Foto do escritor: MontezMontez
Foto: Divulgação A24

As redes sociais, ao longo dos anos, se consolidaram como um forte veículo de divulgação e publicidade dos filmes. Mais que isso: como uma ágora, tornaram-se um centro de encontro de pontos de vista, ora em concordância, ora em discordância. Muitos filmes ganham visibilidade através de memes ou montagens, destacando, para seu público, sua relevância. Constrói-se, então, uma base solidificada que blinda a obra em questão contra qualquer crítica negativa, transformando quem quer que a critique em um inimigo imediato. Esse comportamento, ainda que não generalizado, tem se tornado recorrente, seja porque determinado filme está envolto em questões identitárias – o que, para uma certa cinefilia, é a baliza de qualidade – ou porque sua abordagem estética é palatável, fugindo de uma cinefilia imaginária que supostamente estaria contra o identitarismo. 


Quando X (2022), de Ti West, chegou aos canais de distribuição online, consolidou-se como uma boa amostra do horror atual, sendo construído através da estética slasher, com referências diretas a clássicos como O Massacre da Serra Elétrica (1974, dir. Tobe Hooper) ou Sexta-Feira 13 (1980, dir. Sean S. Cunningham). Ao mesmo tempo, levava a sexualidade a outro patamar, buscando questionar o ar de puritanismo que envolvia certos lados do cinema. À época, com produções cada vez mais estéreis, nas quais o sangue e o sexo se tornaram pontos polêmicos, o longa conseguiu se sobressair nessas duas vertentes com competência, além de transformar Mia Goth em uma final girl que se torna maior que o próprio filme.
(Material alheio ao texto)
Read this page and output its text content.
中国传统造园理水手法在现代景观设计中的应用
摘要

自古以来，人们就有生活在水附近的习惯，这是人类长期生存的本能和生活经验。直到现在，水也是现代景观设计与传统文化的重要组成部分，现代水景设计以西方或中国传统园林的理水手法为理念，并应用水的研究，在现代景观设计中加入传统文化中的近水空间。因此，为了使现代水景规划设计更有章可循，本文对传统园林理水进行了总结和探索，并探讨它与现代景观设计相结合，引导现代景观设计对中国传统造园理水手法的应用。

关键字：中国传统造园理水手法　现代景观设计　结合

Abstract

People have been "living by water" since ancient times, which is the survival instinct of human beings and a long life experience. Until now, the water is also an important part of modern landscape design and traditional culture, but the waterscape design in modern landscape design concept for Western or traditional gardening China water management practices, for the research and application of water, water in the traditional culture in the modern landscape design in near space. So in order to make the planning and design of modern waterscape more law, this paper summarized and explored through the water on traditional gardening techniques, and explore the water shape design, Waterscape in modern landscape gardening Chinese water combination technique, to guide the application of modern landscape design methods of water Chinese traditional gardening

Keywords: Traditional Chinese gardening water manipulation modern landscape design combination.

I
Com a continuação Pearl (2022), West resolve tomar para si a Hollywood clássica, imprimindo o imagético da década de 1950 com certa competência, ainda que a racionalização da aparência seja perceptível. 


Em outros termos, é como se o diretor, munido de referências, quisesse torná-las ainda mais evidentes. Contudo, a contenção desse gesto acontece por causa, novamente, de Goth. Pearl, nas redes sociais, fez ainda mais sucesso que o primeiro da franquia, com dois de seus momentos, “I’m a Star” e o plano final, sendo constantemente replicados. Anabolizado por seu sucesso na World Wide Web, MaXXXine (2024) chega aos cinemas brasileiros com uma menor janela de lançamento em relação ao exterior e completamente blindado pela fanbase. Partindo do desejo da protagonista em se tornar uma estrela, West e Goth a levam a Hollywood, ao mesmo tempo que um assassino em série, conhecido como Night Stalker assombra as ruas da Cidade dos Anjos. É através dessas duas características que o filme demonstra sua inabilidade em se moldar dentro do que pretende. 

Foto: Divulgação A24

Com Maxine na fábrica de sonhos hollywoodiana, o diretor teria a possibilidade de brincar com a própria indústria de forma instigante – seja utilizando-se do cenário dos estúdios ou da feitura fílmica –, mas West está mais preocupado em construir em cima daquele espaço uma ideia muito pueril do que é referenciar clássicos. Ao contrário de Pânico (1996, dir. Wes Craven), que fazia isso com inteligência e habilidade, West parece não se contentar com a ideia de apenas imageticamente referenciar – ele faz questão que os personagens deixem isso claro, como no momento em que o Bates Motel surge como cenário. Mais ainda: nem as brincadeiras dentro daquele espaço avançam de forma satisfatória, demonstrando que o problema está nos próprios anseios do diretor. Ora, entendendo bem que se trata de um filme cuja força está nas redes e que o ambiente é propício para comentários rasos acerca das ambições fílmicas, o realizador parece compreender que a mera sugestão [de algo], sem qualquer função narrativa, é válida.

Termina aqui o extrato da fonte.